J'ai gardé le silence toute la journée aujourd'hui. Je n'ai pas été en contact avec les gens depuis quelques jours maintenant. Je ne cache pas que je passe ainsi de nombreux jours de l'année… Dans le silence et l'auto-isolement. Il n'y a rien d'inhabituel ou de surprenant à cela pour moi (et certains d'entre vous, en regardant mes photos, mes selfies etc., en tirent la conclusion que tout ce que je fais chaque jour, c'est courir joyeusement dans les rues comme un fou et me divertir vingt-quatre heures sur vingt-quatre ! C'est une illusion créée par les images et les médias de masse. Les photos prises par quelqu'un en deux ou trois jours peuvent être visionnées en ligne pendant longtemps, peut-être pendant des mois, donnant l'impression que vous êtes toujours absent - ici, maintenant là - comme si vous meniez une vie pleine et mouvementée).
Mais maintenant, je ne parle plus de moi.
Cette fois-ci, je parle de nous tous.
J'ai commencé à réfléchir à la façon dont notre vie a changé. Tout s'est arrêté, est bloqué et fermé.

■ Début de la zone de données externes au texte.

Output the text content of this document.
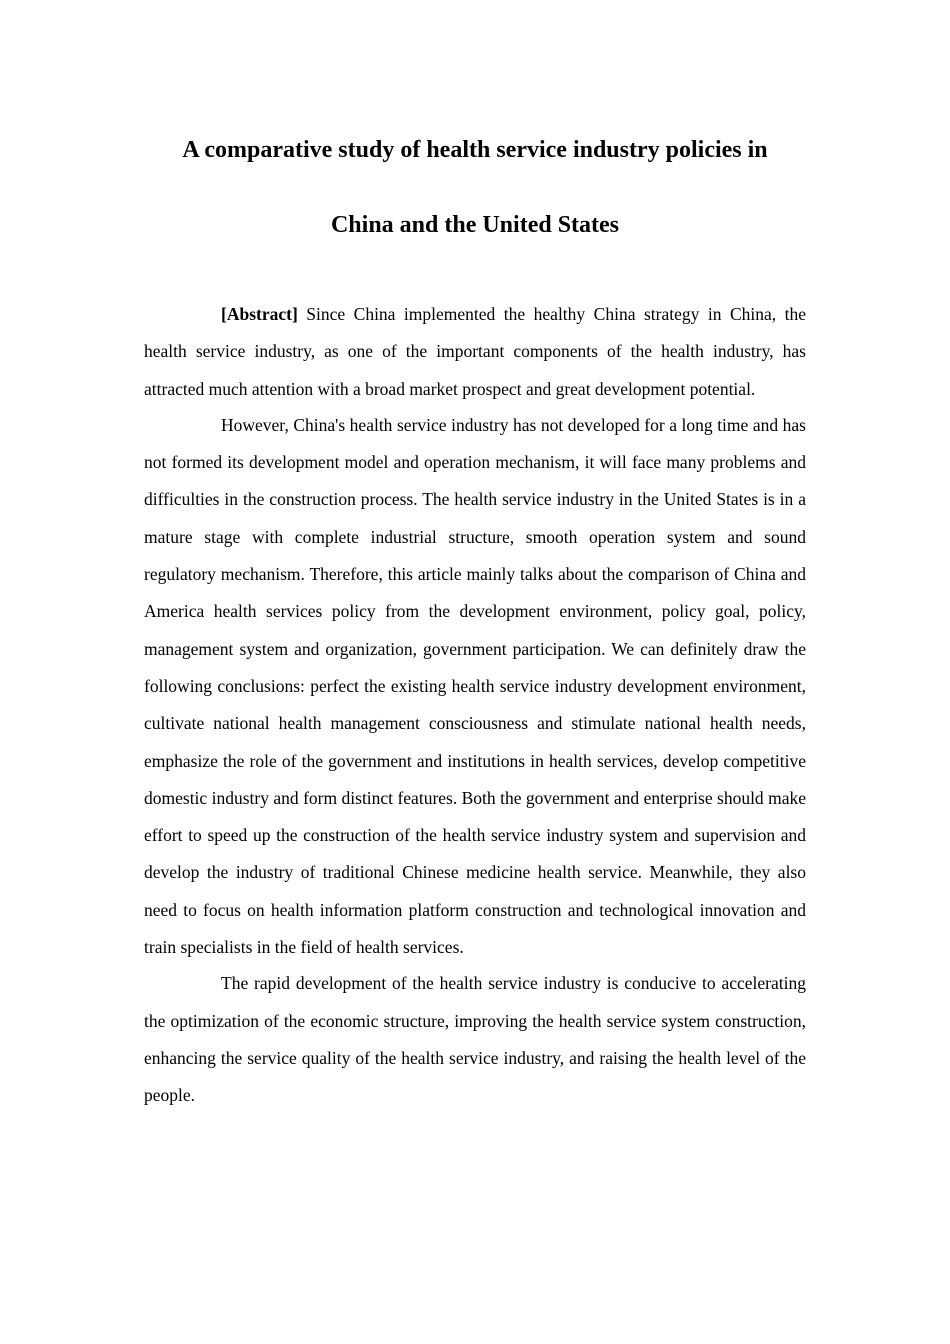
A comparative study of health service industry policies in
China and the United States

[Abstract] Since China implemented the healthy China strategy in China, the health service industry, as one of the important components of the health industry, has attracted much attention with a broad market prospect and great development potential.

However, China's health service industry has not developed for a long time and has not formed its development model and operation mechanism, it will face many problems and difficulties in the construction process. The health service industry in the United States is in a mature stage with complete industrial structure, smooth operation system and sound regulatory mechanism. Therefore, this article mainly talks about the comparison of China and America health services policy from the development environment, policy goal, policy, management system and organization, government participation. We can definitely draw the following conclusions: perfect the existing health service industry development environment, cultivate national health management consciousness and stimulate national health needs, emphasize the role of the government and institutions in health services, develop competitive domestic industry and form distinct features. Both the government and enterprise should make effort to speed up the construction of the health service industry system and supervision and develop the industry of traditional Chinese medicine health service. Meanwhile, they also need to focus on health information platform construction and technological innovation and train specialists in the field of health services.

The rapid development of the health service industry is conducive to accelerating the optimization of the economic structure, improving the health service system construction, enhancing the service quality of the health service industry, and raising the health level of the people.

J'ai commencé à penser à toi. Tu restes à la maison et c'est dur pour toi. C'est contre ta volonté, puisque tu n'es ni un reclus ni un introverti. Tu restes à la maison parce que c'est le règlement. Et tu le fais par amour, en sachant que c'est nécessaire pour ton bien, pour notre bien à tous et celui de nos proches.

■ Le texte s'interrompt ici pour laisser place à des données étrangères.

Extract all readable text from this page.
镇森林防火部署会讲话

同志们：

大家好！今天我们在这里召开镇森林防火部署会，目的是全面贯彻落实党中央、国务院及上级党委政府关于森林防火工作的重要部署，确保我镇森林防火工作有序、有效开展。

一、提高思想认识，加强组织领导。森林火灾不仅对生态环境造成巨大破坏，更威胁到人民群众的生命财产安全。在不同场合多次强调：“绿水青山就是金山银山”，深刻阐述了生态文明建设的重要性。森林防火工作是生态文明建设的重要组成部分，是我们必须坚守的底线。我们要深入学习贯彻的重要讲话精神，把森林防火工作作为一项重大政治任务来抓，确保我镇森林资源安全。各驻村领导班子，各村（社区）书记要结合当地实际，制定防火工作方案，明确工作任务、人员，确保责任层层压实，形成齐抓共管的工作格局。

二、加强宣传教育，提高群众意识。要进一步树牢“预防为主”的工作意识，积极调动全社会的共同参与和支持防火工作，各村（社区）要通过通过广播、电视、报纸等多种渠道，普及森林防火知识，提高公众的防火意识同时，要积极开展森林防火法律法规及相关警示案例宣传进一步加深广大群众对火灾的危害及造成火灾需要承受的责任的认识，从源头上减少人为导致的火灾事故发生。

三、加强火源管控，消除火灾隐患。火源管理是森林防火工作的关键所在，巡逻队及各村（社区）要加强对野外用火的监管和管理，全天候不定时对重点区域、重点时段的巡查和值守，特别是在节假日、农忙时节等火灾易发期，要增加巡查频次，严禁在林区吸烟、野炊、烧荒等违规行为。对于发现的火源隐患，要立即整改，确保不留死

En outre, tu restes à l'intérieur par peur et par vulnérabilité générale.
J'ai également commencé à penser à tous ceux qui s'étouffent dans un environnement d'impuissance psychologique. Ce sont des personnes solitaires qui se sont retrouvées dans la sombre désolation de la nature sauvage, le silence total et l'abandon de l'âme.

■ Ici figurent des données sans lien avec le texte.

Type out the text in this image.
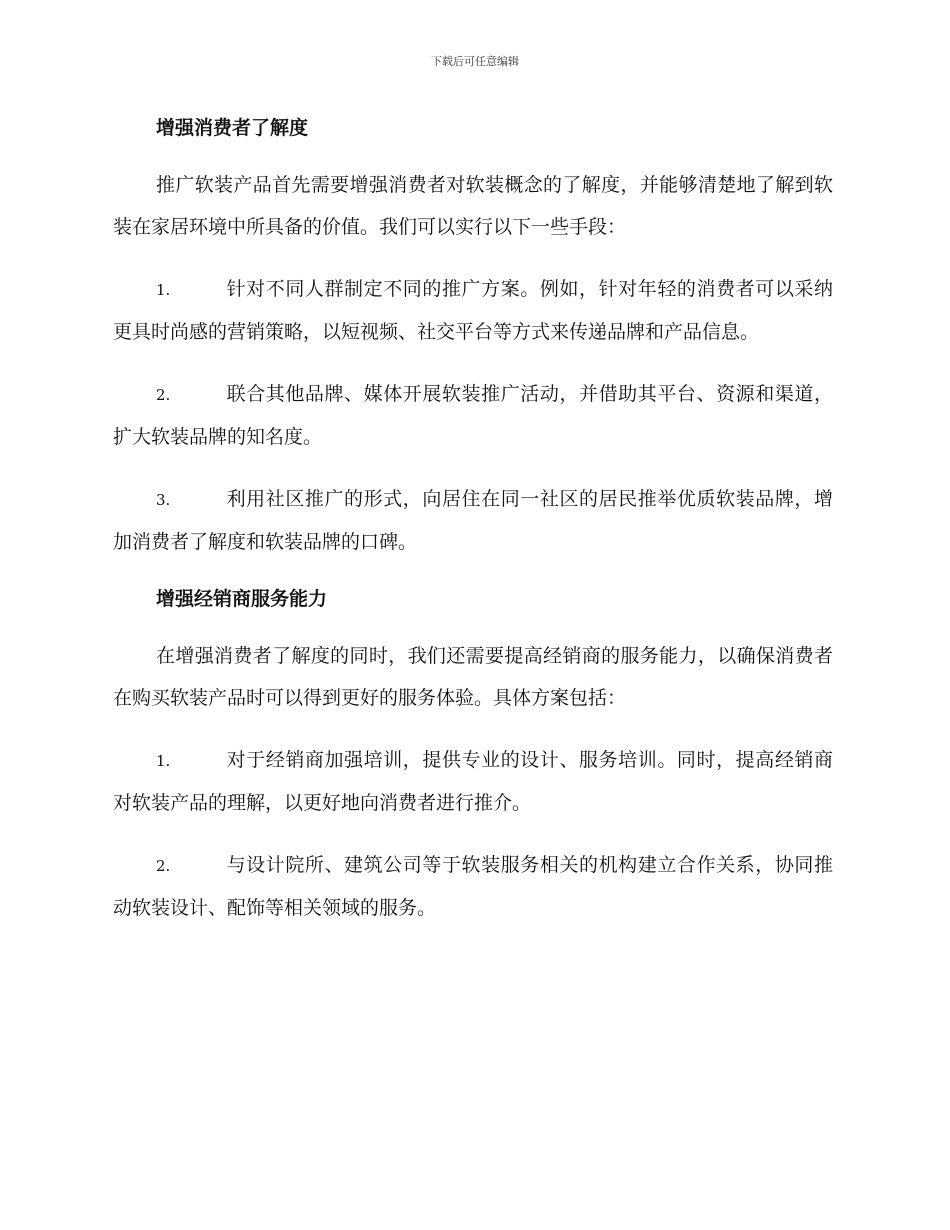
下载后可任意编辑
增强消费者了解度

推广软装产品首先需要增强消费者对软装概念的了解度，并能够清楚地了解到软装在家居环境中所具备的价值。我们可以实行以下一些手段：

1.	针对不同人群制定不同的推广方案。例如，针对年轻的消费者可以采纳更具时尚感的营销策略，以短视频、社交平台等方式来传递品牌和产品信息。

2.	联合其他品牌、媒体开展软装推广活动，并借助其平台、资源和渠道，扩大软装品牌的知名度。

3.	利用社区推广的形式，向居住在同一社区的居民推举优质软装品牌，增加消费者了解度和软装品牌的口碑。

增强经销商服务能力

在增强消费者了解度的同时，我们还需要提高经销商的服务能力，以确保消费者在购买软装产品时可以得到更好的服务体验。具体方案包括：

1.	对于经销商加强培训，提供专业的设计、服务培训。同时，提高经销商对软装产品的理解，以更好地向消费者进行推介。

2.	与设计院所、建筑公司等于软装服务相关的机构建立合作关系，协同推动软装设计、配饰等相关领域的服务。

Ces jours-ci, je me réveille le matin, et, bien que le soleil s'adresse à moi : "Souris ! Regarde, comme le jour qui vient est beau", l'autre réalité me rappelle rapidement le danger, l'horreur et le "cavalier noir" qui va coûter la vie à mes semblables sur notre planète.
Tout ce qui se passe ces dernières semaines m'a fait réfléchir beaucoup et sérieusement sur la fragilité de notre monde et la fugacité de notre vie.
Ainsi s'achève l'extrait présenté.